Thank goodness that NZ has pursued markets in Asia and Australia; we would have been in dire straights otherwise. We are in a very secure relative position with a future that looks positively bright by comparison with theirs; bleak as we consider our circumstances to be, we’re in a very different boat.
I am not clever enough to understand the ups and downs of currency; what is happening in Euro land and potential disruption to our world but if our currency is at 0.5 Pound Sterling and 83cents US, we are doing something right and must be seen as a relatively secure place to put money. A benefit of the rate is that our relative indebtedness drops and with it our debt servicing costs. (It now takes about 12% less Kiwi dollars to pay the interest than when we were at 75 cents to the US, our debt is 22% less in Kiwi dollars than when we were at 65 cents to the US dollar. Wouldn’t it be great if we could pay back some debt now?)

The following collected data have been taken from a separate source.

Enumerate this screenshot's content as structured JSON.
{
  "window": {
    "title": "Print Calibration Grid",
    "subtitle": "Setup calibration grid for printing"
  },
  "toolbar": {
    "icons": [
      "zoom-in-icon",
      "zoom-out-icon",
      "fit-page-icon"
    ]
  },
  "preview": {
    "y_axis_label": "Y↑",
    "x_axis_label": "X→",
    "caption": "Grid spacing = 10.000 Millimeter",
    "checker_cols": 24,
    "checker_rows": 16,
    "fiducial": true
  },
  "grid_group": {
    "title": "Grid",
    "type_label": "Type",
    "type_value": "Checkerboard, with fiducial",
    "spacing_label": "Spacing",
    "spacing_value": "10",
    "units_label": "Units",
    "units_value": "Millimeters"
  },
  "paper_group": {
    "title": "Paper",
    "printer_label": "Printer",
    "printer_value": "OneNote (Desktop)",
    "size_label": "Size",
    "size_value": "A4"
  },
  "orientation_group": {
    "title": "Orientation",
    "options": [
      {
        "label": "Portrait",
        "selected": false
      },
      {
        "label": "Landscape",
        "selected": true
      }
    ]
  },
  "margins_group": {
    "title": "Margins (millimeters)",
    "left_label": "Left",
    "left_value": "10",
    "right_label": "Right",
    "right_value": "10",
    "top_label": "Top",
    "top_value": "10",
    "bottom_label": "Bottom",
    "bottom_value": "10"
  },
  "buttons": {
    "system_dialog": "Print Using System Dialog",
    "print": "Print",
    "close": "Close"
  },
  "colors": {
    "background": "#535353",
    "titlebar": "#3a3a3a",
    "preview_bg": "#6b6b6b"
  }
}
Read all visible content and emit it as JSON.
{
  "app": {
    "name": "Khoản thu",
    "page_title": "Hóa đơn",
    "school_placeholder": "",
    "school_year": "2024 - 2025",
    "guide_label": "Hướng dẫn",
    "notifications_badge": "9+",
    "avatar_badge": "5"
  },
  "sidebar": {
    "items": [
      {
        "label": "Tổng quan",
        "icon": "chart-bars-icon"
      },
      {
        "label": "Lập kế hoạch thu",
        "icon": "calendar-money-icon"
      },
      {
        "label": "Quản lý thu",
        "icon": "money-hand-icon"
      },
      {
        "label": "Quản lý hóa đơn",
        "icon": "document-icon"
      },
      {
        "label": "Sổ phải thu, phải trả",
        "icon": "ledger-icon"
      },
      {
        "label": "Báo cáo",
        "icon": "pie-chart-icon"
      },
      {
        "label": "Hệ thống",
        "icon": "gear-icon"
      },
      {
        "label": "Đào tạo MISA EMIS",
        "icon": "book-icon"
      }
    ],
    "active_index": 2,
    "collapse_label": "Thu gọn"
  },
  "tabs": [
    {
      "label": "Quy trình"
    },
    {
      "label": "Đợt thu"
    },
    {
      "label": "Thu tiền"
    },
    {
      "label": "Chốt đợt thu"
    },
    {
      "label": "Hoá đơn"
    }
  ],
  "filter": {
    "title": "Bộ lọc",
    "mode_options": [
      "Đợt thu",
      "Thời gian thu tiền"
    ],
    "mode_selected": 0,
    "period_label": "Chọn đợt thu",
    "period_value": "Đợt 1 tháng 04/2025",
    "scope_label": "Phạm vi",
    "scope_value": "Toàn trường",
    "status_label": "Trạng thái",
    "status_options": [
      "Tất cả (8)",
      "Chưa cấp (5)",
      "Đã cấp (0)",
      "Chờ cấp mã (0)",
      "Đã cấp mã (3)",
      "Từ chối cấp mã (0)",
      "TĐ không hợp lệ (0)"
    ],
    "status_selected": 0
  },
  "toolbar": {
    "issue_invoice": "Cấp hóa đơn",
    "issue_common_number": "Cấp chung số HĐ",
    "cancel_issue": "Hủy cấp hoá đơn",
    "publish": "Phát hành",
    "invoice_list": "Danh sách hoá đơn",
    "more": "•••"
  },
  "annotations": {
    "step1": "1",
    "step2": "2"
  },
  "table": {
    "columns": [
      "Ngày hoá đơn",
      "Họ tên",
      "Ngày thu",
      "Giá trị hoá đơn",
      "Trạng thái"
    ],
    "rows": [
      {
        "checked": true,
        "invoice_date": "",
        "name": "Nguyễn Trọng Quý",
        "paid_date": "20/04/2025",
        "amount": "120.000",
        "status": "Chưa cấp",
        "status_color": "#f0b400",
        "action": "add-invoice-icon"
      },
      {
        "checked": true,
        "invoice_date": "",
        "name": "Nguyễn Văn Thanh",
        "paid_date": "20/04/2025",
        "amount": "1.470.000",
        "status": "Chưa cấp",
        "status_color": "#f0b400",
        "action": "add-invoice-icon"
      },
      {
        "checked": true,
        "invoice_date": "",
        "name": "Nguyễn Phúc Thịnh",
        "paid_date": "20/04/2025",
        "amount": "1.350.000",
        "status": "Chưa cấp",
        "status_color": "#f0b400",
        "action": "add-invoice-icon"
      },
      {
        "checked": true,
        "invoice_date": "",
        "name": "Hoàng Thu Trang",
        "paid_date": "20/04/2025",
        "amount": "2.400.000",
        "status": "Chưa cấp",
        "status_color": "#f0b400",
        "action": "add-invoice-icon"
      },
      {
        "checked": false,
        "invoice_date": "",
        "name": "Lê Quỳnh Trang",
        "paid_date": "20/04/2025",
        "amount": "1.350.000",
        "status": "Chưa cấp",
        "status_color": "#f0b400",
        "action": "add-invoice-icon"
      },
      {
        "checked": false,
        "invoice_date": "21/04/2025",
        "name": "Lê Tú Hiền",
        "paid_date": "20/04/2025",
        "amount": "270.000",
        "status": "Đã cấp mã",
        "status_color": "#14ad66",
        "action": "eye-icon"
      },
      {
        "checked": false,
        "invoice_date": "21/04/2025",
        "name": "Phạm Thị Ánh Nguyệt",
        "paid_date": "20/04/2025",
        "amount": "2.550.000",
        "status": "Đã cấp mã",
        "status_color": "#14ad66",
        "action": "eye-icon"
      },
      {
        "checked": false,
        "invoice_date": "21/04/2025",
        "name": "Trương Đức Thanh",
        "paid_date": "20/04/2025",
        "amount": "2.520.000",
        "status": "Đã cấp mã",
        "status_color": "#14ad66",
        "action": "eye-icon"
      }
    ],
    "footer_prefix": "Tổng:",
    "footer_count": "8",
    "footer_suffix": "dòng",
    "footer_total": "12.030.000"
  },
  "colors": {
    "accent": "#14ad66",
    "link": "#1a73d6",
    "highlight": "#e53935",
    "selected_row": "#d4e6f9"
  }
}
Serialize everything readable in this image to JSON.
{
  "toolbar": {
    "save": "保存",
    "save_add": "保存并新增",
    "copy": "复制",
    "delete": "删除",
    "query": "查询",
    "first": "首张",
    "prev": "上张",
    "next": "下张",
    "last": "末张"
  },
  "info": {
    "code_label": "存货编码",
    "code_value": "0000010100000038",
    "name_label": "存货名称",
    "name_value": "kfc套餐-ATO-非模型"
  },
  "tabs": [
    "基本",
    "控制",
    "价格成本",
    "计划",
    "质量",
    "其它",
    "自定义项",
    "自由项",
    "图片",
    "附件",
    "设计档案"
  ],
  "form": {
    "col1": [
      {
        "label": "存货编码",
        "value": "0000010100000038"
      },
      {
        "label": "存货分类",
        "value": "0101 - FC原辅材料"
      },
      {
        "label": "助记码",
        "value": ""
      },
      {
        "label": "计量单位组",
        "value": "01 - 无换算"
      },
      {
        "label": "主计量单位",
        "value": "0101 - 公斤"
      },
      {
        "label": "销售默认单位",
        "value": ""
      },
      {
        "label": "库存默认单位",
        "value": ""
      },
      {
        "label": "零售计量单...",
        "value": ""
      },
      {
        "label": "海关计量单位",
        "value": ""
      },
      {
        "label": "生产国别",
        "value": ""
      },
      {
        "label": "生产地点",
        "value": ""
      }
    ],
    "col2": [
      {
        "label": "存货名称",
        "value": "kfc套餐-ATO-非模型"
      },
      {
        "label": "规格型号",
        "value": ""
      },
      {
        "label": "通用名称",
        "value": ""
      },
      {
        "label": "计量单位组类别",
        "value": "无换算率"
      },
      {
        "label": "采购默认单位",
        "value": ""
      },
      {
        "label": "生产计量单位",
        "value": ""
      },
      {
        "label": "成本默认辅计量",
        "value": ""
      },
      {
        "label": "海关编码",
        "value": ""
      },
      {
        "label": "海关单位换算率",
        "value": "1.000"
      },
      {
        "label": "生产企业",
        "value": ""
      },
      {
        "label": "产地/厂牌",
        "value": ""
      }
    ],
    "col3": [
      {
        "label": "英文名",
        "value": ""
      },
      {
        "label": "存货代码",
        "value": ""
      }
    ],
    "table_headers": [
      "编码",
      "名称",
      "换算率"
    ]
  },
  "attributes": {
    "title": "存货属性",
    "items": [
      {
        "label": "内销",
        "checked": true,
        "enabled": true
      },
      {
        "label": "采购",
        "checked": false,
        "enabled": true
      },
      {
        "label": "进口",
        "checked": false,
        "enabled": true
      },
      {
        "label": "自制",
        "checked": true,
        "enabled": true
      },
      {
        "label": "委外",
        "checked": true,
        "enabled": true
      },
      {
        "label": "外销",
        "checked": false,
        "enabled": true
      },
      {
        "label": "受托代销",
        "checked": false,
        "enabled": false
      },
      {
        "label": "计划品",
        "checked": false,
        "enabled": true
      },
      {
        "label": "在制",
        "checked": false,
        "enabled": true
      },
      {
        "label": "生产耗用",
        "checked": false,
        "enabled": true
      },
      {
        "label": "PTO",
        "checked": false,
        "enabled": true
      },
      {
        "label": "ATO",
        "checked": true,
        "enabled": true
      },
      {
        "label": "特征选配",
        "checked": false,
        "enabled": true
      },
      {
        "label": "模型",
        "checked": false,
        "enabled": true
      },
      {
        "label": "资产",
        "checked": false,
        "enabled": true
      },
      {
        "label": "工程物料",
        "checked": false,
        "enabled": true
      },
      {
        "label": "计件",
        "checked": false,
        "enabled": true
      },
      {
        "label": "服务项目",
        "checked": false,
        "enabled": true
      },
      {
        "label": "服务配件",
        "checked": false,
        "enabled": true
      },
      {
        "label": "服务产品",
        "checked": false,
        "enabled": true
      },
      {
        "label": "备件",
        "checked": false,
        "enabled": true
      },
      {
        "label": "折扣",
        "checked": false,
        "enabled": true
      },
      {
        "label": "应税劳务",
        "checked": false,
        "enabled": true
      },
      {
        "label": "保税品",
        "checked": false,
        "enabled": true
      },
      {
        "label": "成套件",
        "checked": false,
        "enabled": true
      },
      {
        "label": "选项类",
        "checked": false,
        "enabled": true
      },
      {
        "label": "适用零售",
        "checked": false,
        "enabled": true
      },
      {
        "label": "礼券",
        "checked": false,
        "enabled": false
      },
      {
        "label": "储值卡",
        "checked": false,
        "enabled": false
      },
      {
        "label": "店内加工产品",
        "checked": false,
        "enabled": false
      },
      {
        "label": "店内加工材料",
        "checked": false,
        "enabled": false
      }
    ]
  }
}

It seems to me that we are progressing relatively well as a nation and that we can justify a degree of optimism. Our exit from the mire will be steady and progressive rather than a rush. A comment from the German entrepreneur seeking residency here to the effect that we will be increasingly seen as a fantastic place to live and grow to those in Europe points to more affluent Europeans heading here; and we are very cheap to them.
For real estate at the moment the prospects are good, too few listings available for purchasers to choose from, fewer new homes, buyers and media starting to appreciate that ‘bargain day’ has past, rents headed skywards and buyer numbers increasing add up to the firming of the market and the prospect of increasing prices.
Once volumes increase to long term average levels on a consistent basis you will know the bottom is well and truly past and then headlines will announce increases in the numbers of sales people – Drat!